O antigo apresentador da Fox News ficou particularmente indignado com uma história que o canal publicou, sugerindo que Washington tinha subestimado a capacidade do Irão de perturbar o tráfego global de petróleo no Estreito de Ormuz.

“Patentemente ridículo”, disse Hegseth aos repórteres, antes de acrescentar: “Quanto mais cedo David Ellison assumir o controle dessa rede, melhor”.

David Ellison é o chefe da Paramount Skydance, que deve concluir uma aquisição histórica da Warner Bros. Discovery, atual proprietária da CNN, depois de derrotar a Netflix em uma guerra de lances.

No início deste mês, Ellison prometeu proteger a independência editorial da CNN.

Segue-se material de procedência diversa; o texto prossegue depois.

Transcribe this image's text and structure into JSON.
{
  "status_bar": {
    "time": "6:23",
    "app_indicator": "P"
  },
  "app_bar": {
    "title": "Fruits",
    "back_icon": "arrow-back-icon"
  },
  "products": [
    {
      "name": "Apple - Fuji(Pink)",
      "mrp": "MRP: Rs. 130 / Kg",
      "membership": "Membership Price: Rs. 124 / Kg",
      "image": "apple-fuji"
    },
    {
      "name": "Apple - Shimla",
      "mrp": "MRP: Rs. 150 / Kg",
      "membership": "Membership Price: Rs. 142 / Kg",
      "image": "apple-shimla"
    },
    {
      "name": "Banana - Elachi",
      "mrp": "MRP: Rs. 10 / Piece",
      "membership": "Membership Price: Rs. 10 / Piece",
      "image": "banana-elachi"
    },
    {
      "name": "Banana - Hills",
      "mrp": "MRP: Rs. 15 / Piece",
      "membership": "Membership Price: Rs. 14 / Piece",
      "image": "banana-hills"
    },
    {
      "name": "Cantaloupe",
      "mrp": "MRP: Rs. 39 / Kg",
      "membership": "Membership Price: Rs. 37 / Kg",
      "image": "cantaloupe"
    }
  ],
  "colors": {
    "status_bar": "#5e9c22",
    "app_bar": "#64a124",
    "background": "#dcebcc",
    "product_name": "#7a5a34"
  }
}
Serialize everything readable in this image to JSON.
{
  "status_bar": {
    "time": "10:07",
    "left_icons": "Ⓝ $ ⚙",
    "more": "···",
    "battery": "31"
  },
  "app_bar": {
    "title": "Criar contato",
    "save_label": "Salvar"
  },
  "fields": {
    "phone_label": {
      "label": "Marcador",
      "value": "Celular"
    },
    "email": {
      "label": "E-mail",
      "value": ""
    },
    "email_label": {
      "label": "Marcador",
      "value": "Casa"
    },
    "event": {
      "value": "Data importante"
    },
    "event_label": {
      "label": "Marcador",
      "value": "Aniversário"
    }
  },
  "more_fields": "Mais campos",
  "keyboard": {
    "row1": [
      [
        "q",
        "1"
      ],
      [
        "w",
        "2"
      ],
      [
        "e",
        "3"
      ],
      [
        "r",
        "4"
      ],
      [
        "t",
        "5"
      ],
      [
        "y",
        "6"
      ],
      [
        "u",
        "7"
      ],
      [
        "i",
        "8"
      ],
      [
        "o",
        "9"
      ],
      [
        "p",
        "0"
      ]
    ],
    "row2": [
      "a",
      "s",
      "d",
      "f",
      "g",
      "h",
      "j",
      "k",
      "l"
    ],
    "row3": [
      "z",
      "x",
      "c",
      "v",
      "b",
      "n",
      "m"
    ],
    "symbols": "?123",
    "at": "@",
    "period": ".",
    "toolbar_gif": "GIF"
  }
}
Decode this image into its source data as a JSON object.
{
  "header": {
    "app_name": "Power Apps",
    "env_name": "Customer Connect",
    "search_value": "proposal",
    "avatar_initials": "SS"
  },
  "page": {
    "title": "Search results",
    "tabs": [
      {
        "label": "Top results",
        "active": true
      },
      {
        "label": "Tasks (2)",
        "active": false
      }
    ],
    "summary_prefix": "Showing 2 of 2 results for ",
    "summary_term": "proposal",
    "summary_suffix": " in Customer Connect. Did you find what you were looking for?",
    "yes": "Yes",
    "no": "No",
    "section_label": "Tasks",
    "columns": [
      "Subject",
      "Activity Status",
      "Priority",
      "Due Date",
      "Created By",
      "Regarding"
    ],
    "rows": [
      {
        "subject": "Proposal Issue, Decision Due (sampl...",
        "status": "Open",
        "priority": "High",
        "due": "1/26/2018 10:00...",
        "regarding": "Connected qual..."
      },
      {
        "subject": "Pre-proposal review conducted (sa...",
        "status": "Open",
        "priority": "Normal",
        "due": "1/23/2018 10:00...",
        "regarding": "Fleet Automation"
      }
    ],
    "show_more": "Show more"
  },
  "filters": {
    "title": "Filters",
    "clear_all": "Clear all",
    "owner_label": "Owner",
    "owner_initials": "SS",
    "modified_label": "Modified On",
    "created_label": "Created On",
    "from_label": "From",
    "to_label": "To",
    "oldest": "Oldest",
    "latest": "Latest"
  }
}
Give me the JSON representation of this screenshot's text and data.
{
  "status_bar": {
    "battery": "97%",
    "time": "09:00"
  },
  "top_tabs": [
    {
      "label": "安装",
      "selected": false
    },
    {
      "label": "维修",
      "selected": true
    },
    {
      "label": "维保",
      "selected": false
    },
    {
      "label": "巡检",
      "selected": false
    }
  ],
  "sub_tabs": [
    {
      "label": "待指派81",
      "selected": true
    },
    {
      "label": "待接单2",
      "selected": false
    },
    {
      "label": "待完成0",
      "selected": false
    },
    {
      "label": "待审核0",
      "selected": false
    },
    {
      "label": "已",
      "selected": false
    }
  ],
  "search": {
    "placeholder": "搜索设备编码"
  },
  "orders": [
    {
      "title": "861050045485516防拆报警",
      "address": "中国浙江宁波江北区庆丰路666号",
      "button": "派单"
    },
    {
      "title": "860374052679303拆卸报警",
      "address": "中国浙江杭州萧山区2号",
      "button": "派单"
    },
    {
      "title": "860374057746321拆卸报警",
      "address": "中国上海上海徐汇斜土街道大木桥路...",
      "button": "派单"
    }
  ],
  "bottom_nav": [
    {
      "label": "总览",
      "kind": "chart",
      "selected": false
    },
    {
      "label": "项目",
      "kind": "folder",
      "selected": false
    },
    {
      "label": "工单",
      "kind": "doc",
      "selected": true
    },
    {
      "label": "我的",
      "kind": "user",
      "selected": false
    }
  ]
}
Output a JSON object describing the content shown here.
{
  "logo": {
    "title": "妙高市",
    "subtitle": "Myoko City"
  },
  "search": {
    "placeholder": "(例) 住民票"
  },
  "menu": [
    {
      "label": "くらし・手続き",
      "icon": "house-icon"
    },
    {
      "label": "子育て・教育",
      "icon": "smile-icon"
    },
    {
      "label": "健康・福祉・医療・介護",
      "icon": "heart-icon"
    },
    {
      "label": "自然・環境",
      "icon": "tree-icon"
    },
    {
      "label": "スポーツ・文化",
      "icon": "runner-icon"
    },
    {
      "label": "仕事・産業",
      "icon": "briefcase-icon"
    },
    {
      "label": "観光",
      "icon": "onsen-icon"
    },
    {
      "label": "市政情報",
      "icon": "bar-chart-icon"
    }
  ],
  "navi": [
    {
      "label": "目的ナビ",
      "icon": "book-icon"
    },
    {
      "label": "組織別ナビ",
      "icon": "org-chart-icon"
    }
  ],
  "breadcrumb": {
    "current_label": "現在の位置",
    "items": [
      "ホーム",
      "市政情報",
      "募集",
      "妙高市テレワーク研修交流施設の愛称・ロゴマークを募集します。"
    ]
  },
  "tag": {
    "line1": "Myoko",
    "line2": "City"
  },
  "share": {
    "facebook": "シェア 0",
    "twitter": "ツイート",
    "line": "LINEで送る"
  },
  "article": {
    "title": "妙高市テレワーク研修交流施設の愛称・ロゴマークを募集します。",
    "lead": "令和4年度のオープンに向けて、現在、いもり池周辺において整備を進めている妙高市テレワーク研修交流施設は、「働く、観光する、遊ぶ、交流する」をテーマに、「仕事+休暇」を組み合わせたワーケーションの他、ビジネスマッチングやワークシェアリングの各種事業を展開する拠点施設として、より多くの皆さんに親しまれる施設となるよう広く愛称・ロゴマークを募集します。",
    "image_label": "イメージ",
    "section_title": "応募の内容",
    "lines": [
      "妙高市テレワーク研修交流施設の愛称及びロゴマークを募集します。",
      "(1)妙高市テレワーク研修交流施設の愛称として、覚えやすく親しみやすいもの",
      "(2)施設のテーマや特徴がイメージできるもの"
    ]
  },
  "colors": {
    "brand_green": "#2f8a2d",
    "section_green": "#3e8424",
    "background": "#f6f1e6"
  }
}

Seu pai, o bilionário da Oracle, Larry Ellison, um dos homens mais ricos do mundo, financiou em grande parte a aquisição e também é um aliado de longa data e financiador do presidente Donald Trump.

A Casa Branca também criticou a história da CNN sobre o Estreito de Ormuz, uma via navegável fundamental para o comércio mundial de petróleo.

“Esta história é 100% FAKE NEWS”, disse a secretária de imprensa Karoline Leavitt em um post no X.

“O Pentágono tem planejado o fechamento desesperado e imprudente do Estreito de Ormuz pelo Irã há DÉCADAS, e isso tem sido parte do planejamento da administração Trump muito antes do lançamento da Operação Epic Fury”, disse Leavitt.

Em resposta, o chefe da CNN, Mark Thompson, disse que “nosso único interesse é dizer a verdade ao nosso público nos EUA e em todo o mundo e nenhuma quantidade de ameaças ou insultos políticos vai mudar isso”.

O próprio Trump atacou frequentemente os repórteres da CNN, especialmente a âncora Kaitlan Collins, a quem ele repreendeu em fevereiro por não ter “sorrido” quando ela lhe fazia uma pergunta sobre as vítimas do falecido agressor sexual Jeffrey Epstein.